If history is any indicator, the New York Mets have a tall challenge tonight as they will face future Hall-of-Famer Clayton Kershaw when they take on the Dodgers tonight. Kershaw is 10-0 lifetime vs. the Mets with a 2.17 ERA in 16 games.
Newcomer Tommy Pham has just as tall an order against Kershaw, as he is 1-of-14 lifetime against the lefty with 5 strikeouts. But Pham will likely be in tonight’s lineup anyway, but that is because of the lefty-right matchup. Still, Pham isn’t getting the credit he deserves for his early returns in orange andd blue.
New York Mets outfielder Tommy Pham has been above average in everything according to Baseball Savant.
Through many analytical measures, Pham has excelled, from hitting the ball hard, making contact and great eye discipline.
Entering play on Monday, he ranked in the 94th percentile in chase rate (16.4 percent), 92nd percentile in expected batting average (.323), and 90th percentile in average exit velocity (93.5 mph).
Pham is batting .273 with two home runs and an .870 OPS in 39 plate appearances.
The Mets have had a bit more success against lefties then they’ve had in previous years and Pham’s presence as a platoon player (and new corrective eye lenses) have made it possible.
There has always been a level of upside when it came to Pham. With the St. Louis Cardinals, he finished 11th in league MVP voting in 2017, when he hit .306 with 23 homers, 25 stolen bases and an OPS+ of 144. That’s why when the Cardinals traded him to the Tampa Bay Rays at the trade deadline that summer, it was viewed as a questionable decision by the Cardinals’ front office because they got three flawed prospects who eventually have combined for a career -1.8 wins above replacement.
The Rays went 36-19 after they acquired Pham that season, and he was a jolt to their lineup which had struggled to find runs that year.

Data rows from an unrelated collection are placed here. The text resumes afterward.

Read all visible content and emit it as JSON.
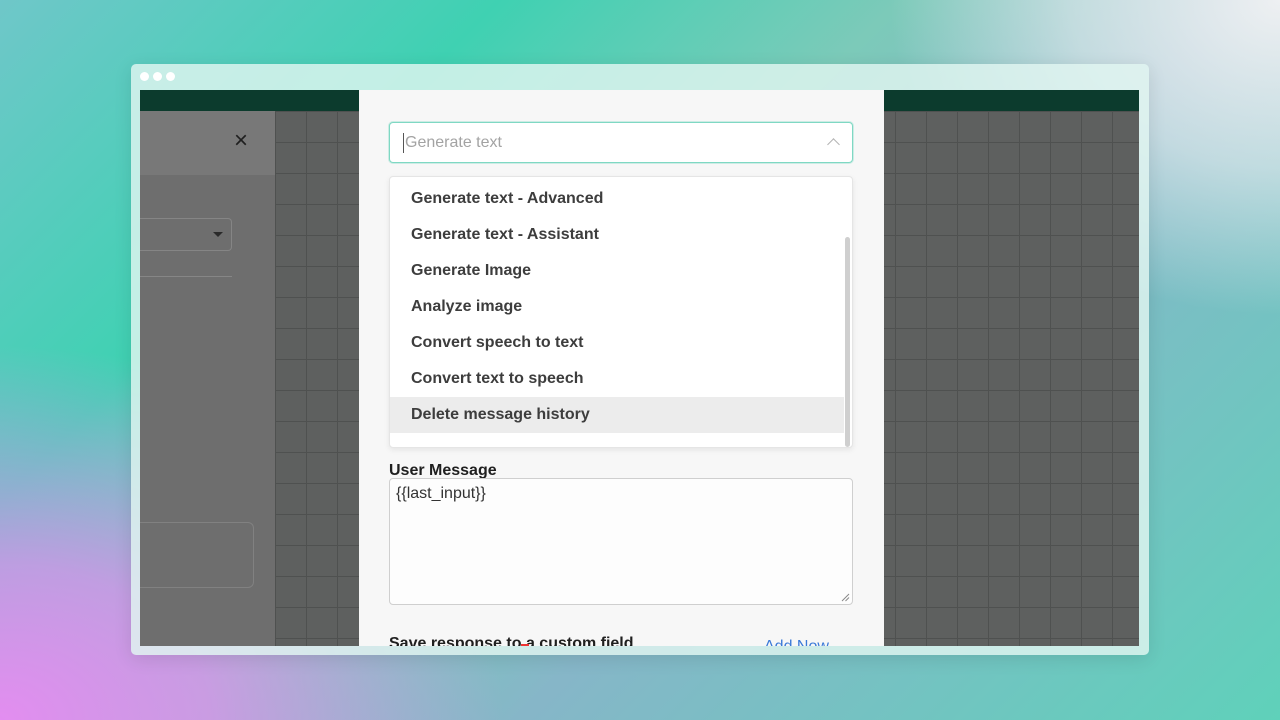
{
  "dropdown": {
    "placeholder": "Generate text",
    "options": [
      "Generate text - Advanced",
      "Generate text - Assistant",
      "Generate Image",
      "Analyze image",
      "Convert speech to text",
      "Convert text to speech",
      "Delete message history"
    ],
    "hovered": "Delete message history"
  },
  "user_message": {
    "label": "User Message",
    "value": "{{last_input}}"
  },
  "save_response": {
    "label": "Save response to a custom field",
    "add_now": "Add Now"
  },
  "colors": {
    "accent_border": "#7fd8c3",
    "topbar": "#0c3b2d",
    "link": "#3b7ad8"
  },
  "icons": [
    "close-icon",
    "chevron-up-icon",
    "caret-down-icon",
    "hand-cursor-icon",
    "resize-grip-icon"
  ]
}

Then after he spent time in San Diego, Cincinnati, and Boston the next three years, he landed in Flushing as the Mets’ solution to their outfield depth question.
There were other options for the Mets’ need of a righty power hitter that could come off the bench like Adam Duvall and Luke Voit, but Pham deserves credit for what he’s given the Mets so far in the young campaign.
This could have been yet another example of a player that was unfairly run out of town early due to early poor performance, but Pham has set a tone early and he’ll get more playing time if the Mets happen to lose any of their starting outfielders in Mark Canha, Starling Marte, or sudden Gold Glove contender Brandon Nimmo.